Adrián y Óscar Bedoya están al frente de la empresa familiar ibicenca BM Confort.

|

Hablar del mercado inmobiliario en Eivissa es hablar de uno de los mayores desafíos económicos de la isla. La escasez de suelo disponible, el incremento constante de los costes de construcción, la lentitud administrativa y una demanda que supera ampliamente a la oferta han convertido el acceso a la vivienda en una de las principales preocupaciones tanto para residentes como para empresas. En este contexto, cualquier iniciativa que proponga nuevas soluciones adquiere un especial interés para la opinión pública, en especial, para los residentes.

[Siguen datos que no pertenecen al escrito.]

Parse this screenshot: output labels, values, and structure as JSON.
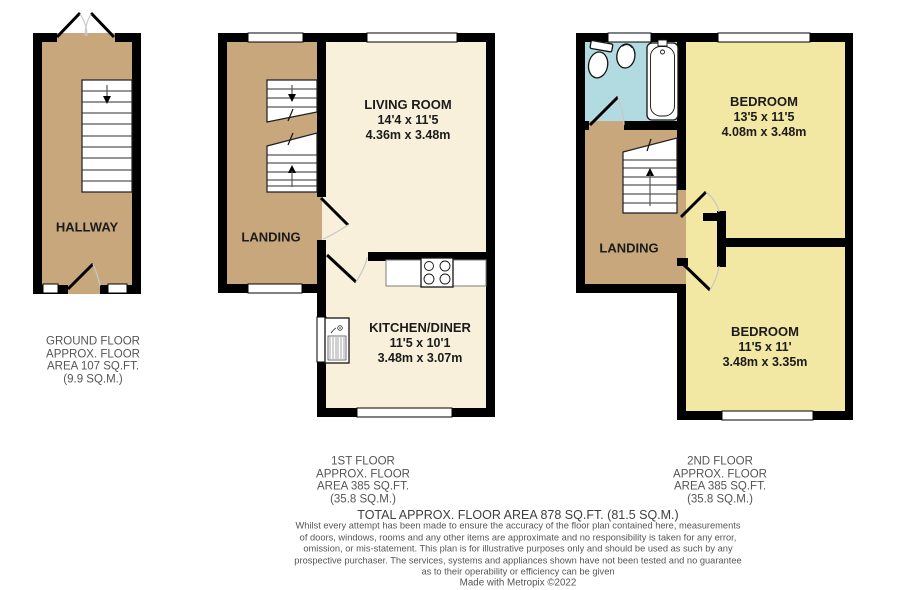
{
  "floors": {
    "ground": {
      "rooms": {
        "hallway": {
          "name": "HALLWAY"
        }
      },
      "summary": [
        "GROUND FLOOR",
        "APPROX. FLOOR",
        "AREA 107 SQ.FT.",
        "(9.9 SQ.M.)"
      ]
    },
    "first": {
      "rooms": {
        "living_room": {
          "name": "LIVING ROOM",
          "dim_imperial": "14'4 x 11'5",
          "dim_metric": "4.36m x 3.48m"
        },
        "landing": {
          "name": "LANDING"
        },
        "kitchen": {
          "name": "KITCHEN/DINER",
          "dim_imperial": "11'5 x 10'1",
          "dim_metric": "3.48m x 3.07m"
        }
      },
      "summary": [
        "1ST FLOOR",
        "APPROX. FLOOR",
        "AREA 385 SQ.FT.",
        "(35.8 SQ.M.)"
      ]
    },
    "second": {
      "rooms": {
        "bedroom_front": {
          "name": "BEDROOM",
          "dim_imperial": "13'5 x 11'5",
          "dim_metric": "4.08m x 3.48m"
        },
        "landing": {
          "name": "LANDING"
        },
        "bedroom_back": {
          "name": "BEDROOM",
          "dim_imperial": "11'5 x 11'",
          "dim_metric": "3.48m x 3.35m"
        }
      },
      "summary": [
        "2ND FLOOR",
        "APPROX. FLOOR",
        "AREA 385 SQ.FT.",
        "(35.8 SQ.M.)"
      ]
    }
  },
  "footer": {
    "total": "TOTAL APPROX. FLOOR AREA 878 SQ.FT. (81.5 SQ.M.)",
    "disclaimer": [
      "Whilst every attempt has been made to ensure the accuracy of the floor plan contained here, measurements",
      "of doors, windows, rooms and any other items are approximate and no responsibility is taken for any error,",
      "omission, or mis-statement. This plan is for illustrative purposes only and should be used as such by any",
      "prospective purchaser. The services, systems and appliances shown have not been tested and no guarantee",
      "as to their operability or efficiency can be given"
    ],
    "credit": "Made with Metropix ©2022"
  },
  "colors": {
    "landing": "#C8A77D",
    "living": "#F8F0DB",
    "bedroom": "#F2E7A3",
    "bathroom": "#B2DBE1",
    "wall": "#000000",
    "arc": "#C8C8C8"
  }
}
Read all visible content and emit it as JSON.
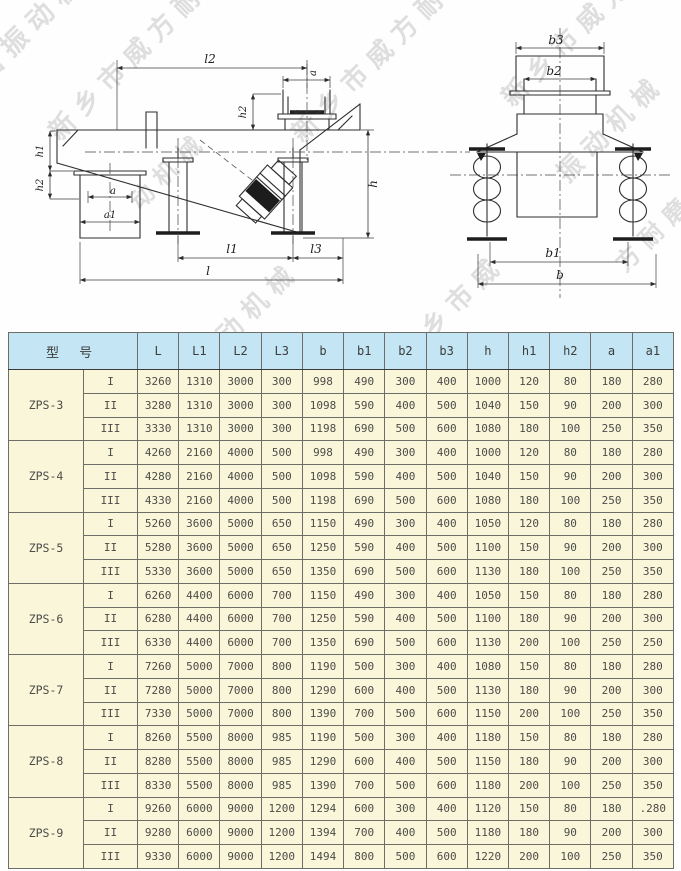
{
  "watermark": {
    "color": "#c9c9c9",
    "instances": [
      {
        "text": "磨振动机械",
        "x": -22,
        "y": 56,
        "size": 27
      },
      {
        "text": "新乡市威方耐磨",
        "x": 52,
        "y": 116,
        "size": 26
      },
      {
        "text": "新乡市威方耐磨",
        "x": 295,
        "y": 118,
        "size": 26
      },
      {
        "text": "新乡市威方",
        "x": 505,
        "y": 82,
        "size": 26
      },
      {
        "text": "振动机械",
        "x": 560,
        "y": 158,
        "size": 26
      },
      {
        "text": "动机械",
        "x": 132,
        "y": 186,
        "size": 24
      },
      {
        "text": "振动机械",
        "x": 195,
        "y": 345,
        "size": 26
      },
      {
        "text": "新乡市威",
        "x": 400,
        "y": 338,
        "size": 26
      },
      {
        "text": "方耐磨振",
        "x": 618,
        "y": 248,
        "size": 24
      }
    ]
  },
  "drawing": {
    "labels": {
      "l2": "l2",
      "a_inlet": "a",
      "h2_inlet": "h2",
      "h1_left": "h1",
      "h2_left": "h2",
      "a_outlet": "a",
      "a1_outlet": "a1",
      "h_right": "h",
      "l1": "l1",
      "l3": "l3",
      "l": "l",
      "b3": "b3",
      "b2": "b2",
      "b1": "b1",
      "b": "b"
    }
  },
  "table": {
    "header_model": "型 号",
    "columns": [
      "L",
      "L1",
      "L2",
      "L3",
      "b",
      "b1",
      "b2",
      "b3",
      "h",
      "h1",
      "h2",
      "a",
      "a1"
    ],
    "colors": {
      "header_bg": "#c3e5f4",
      "body_bg": "#faf6da",
      "border": "#6e6e68"
    },
    "groups": [
      {
        "model": "ZPS-3",
        "rows": [
          {
            "tier": "I",
            "values": [
              "3260",
              "1310",
              "3000",
              "300",
              "998",
              "490",
              "300",
              "400",
              "1000",
              "120",
              "80",
              "180",
              "280"
            ]
          },
          {
            "tier": "II",
            "values": [
              "3280",
              "1310",
              "3000",
              "300",
              "1098",
              "590",
              "400",
              "500",
              "1040",
              "150",
              "90",
              "200",
              "300"
            ]
          },
          {
            "tier": "III",
            "values": [
              "3330",
              "1310",
              "3000",
              "300",
              "1198",
              "690",
              "500",
              "600",
              "1080",
              "180",
              "100",
              "250",
              "350"
            ]
          }
        ]
      },
      {
        "model": "ZPS-4",
        "rows": [
          {
            "tier": "I",
            "values": [
              "4260",
              "2160",
              "4000",
              "500",
              "998",
              "490",
              "300",
              "400",
              "1000",
              "120",
              "80",
              "180",
              "280"
            ]
          },
          {
            "tier": "II",
            "values": [
              "4280",
              "2160",
              "4000",
              "500",
              "1098",
              "590",
              "400",
              "500",
              "1040",
              "150",
              "90",
              "200",
              "300"
            ]
          },
          {
            "tier": "III",
            "values": [
              "4330",
              "2160",
              "4000",
              "500",
              "1198",
              "690",
              "500",
              "600",
              "1080",
              "180",
              "100",
              "250",
              "350"
            ]
          }
        ]
      },
      {
        "model": "ZPS-5",
        "rows": [
          {
            "tier": "I",
            "values": [
              "5260",
              "3600",
              "5000",
              "650",
              "1150",
              "490",
              "300",
              "400",
              "1050",
              "120",
              "80",
              "180",
              "280"
            ]
          },
          {
            "tier": "II",
            "values": [
              "5280",
              "3600",
              "5000",
              "650",
              "1250",
              "590",
              "400",
              "500",
              "1100",
              "150",
              "90",
              "200",
              "300"
            ]
          },
          {
            "tier": "III",
            "values": [
              "5330",
              "3600",
              "5000",
              "650",
              "1350",
              "690",
              "500",
              "600",
              "1130",
              "180",
              "100",
              "250",
              "350"
            ]
          }
        ]
      },
      {
        "model": "ZPS-6",
        "rows": [
          {
            "tier": "I",
            "values": [
              "6260",
              "4400",
              "6000",
              "700",
              "1150",
              "490",
              "300",
              "400",
              "1050",
              "150",
              "80",
              "180",
              "280"
            ]
          },
          {
            "tier": "II",
            "values": [
              "6280",
              "4400",
              "6000",
              "700",
              "1250",
              "590",
              "400",
              "500",
              "1100",
              "180",
              "90",
              "200",
              "300"
            ]
          },
          {
            "tier": "III",
            "values": [
              "6330",
              "4400",
              "6000",
              "700",
              "1350",
              "690",
              "500",
              "600",
              "1130",
              "200",
              "100",
              "250",
              "250"
            ]
          }
        ]
      },
      {
        "model": "ZPS-7",
        "rows": [
          {
            "tier": "I",
            "values": [
              "7260",
              "5000",
              "7000",
              "800",
              "1190",
              "500",
              "300",
              "400",
              "1080",
              "150",
              "80",
              "180",
              "280"
            ]
          },
          {
            "tier": "II",
            "values": [
              "7280",
              "5000",
              "7000",
              "800",
              "1290",
              "600",
              "400",
              "500",
              "1130",
              "180",
              "90",
              "200",
              "300"
            ]
          },
          {
            "tier": "III",
            "values": [
              "7330",
              "5000",
              "7000",
              "800",
              "1390",
              "700",
              "500",
              "600",
              "1150",
              "200",
              "100",
              "250",
              "350"
            ]
          }
        ]
      },
      {
        "model": "ZPS-8",
        "rows": [
          {
            "tier": "I",
            "values": [
              "8260",
              "5500",
              "8000",
              "985",
              "1190",
              "500",
              "300",
              "400",
              "1180",
              "150",
              "80",
              "180",
              "280"
            ]
          },
          {
            "tier": "II",
            "values": [
              "8280",
              "5500",
              "8000",
              "985",
              "1290",
              "600",
              "400",
              "500",
              "1150",
              "180",
              "90",
              "200",
              "300"
            ]
          },
          {
            "tier": "III",
            "values": [
              "8330",
              "5500",
              "8000",
              "985",
              "1390",
              "700",
              "500",
              "600",
              "1180",
              "200",
              "100",
              "250",
              "350"
            ]
          }
        ]
      },
      {
        "model": "ZPS-9",
        "rows": [
          {
            "tier": "I",
            "values": [
              "9260",
              "6000",
              "9000",
              "1200",
              "1294",
              "600",
              "300",
              "400",
              "1120",
              "150",
              "80",
              "180",
              ".280"
            ]
          },
          {
            "tier": "II",
            "values": [
              "9280",
              "6000",
              "9000",
              "1200",
              "1394",
              "700",
              "400",
              "500",
              "1180",
              "180",
              "90",
              "200",
              "300"
            ]
          },
          {
            "tier": "III",
            "values": [
              "9330",
              "6000",
              "9000",
              "1200",
              "1494",
              "800",
              "500",
              "600",
              "1220",
              "200",
              "100",
              "250",
              "350"
            ]
          }
        ]
      }
    ]
  }
}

Es precisamente en ese escenario donde BM Confort ha decidido dar un paso diferente. La promotora ibicenca, una empresa familiar con más de 30 años de trayectoria en la promoción residencial, impulsa el primer proyecto de coliving desarrollado en Eivissa, una fórmula habitacional que pretende ofrecer una respuesta flexible para trabajadores desplazados y residentes temporales sin perder de vista el objetivo de aliviar la presión sobre la vivienda convencional. La iniciativa supone también un nuevo capítulo en la historia de una compañía que ha sabido combinar la experiencia acumulada por la primera generación con la incorporación de una visión empresarial más innovadora de la mano de los hermanos Óscar y Adrián Bedoya.

La empresa BM Confort fue fundada en 1995 por sus padres, aunque la vinculación de la familia con la construcción en Eivissa comenzó años antes. «La empresa se funda en 1995, aunque mi padre ya llevaba años construyendo en la isla. Es una empresa familiar con más de 30 años de recorrido en Eivissa, siempre ligada a la promoción y la gestión inmobiliaria residencial», explica Óscar. El relevo generacional, lejos de producirse de forma brusca, ha sido progresivo. «No ha sido un cambio abrupto sino una transición paulatina en la que mi hermano Adrián y yo hemos ido asumiendo cada vez más responsabilidad durante los últimos diez años», señala. En la actualidad, la compañía comercializa y gestiona sus activos bajo la marca Singular Habitat.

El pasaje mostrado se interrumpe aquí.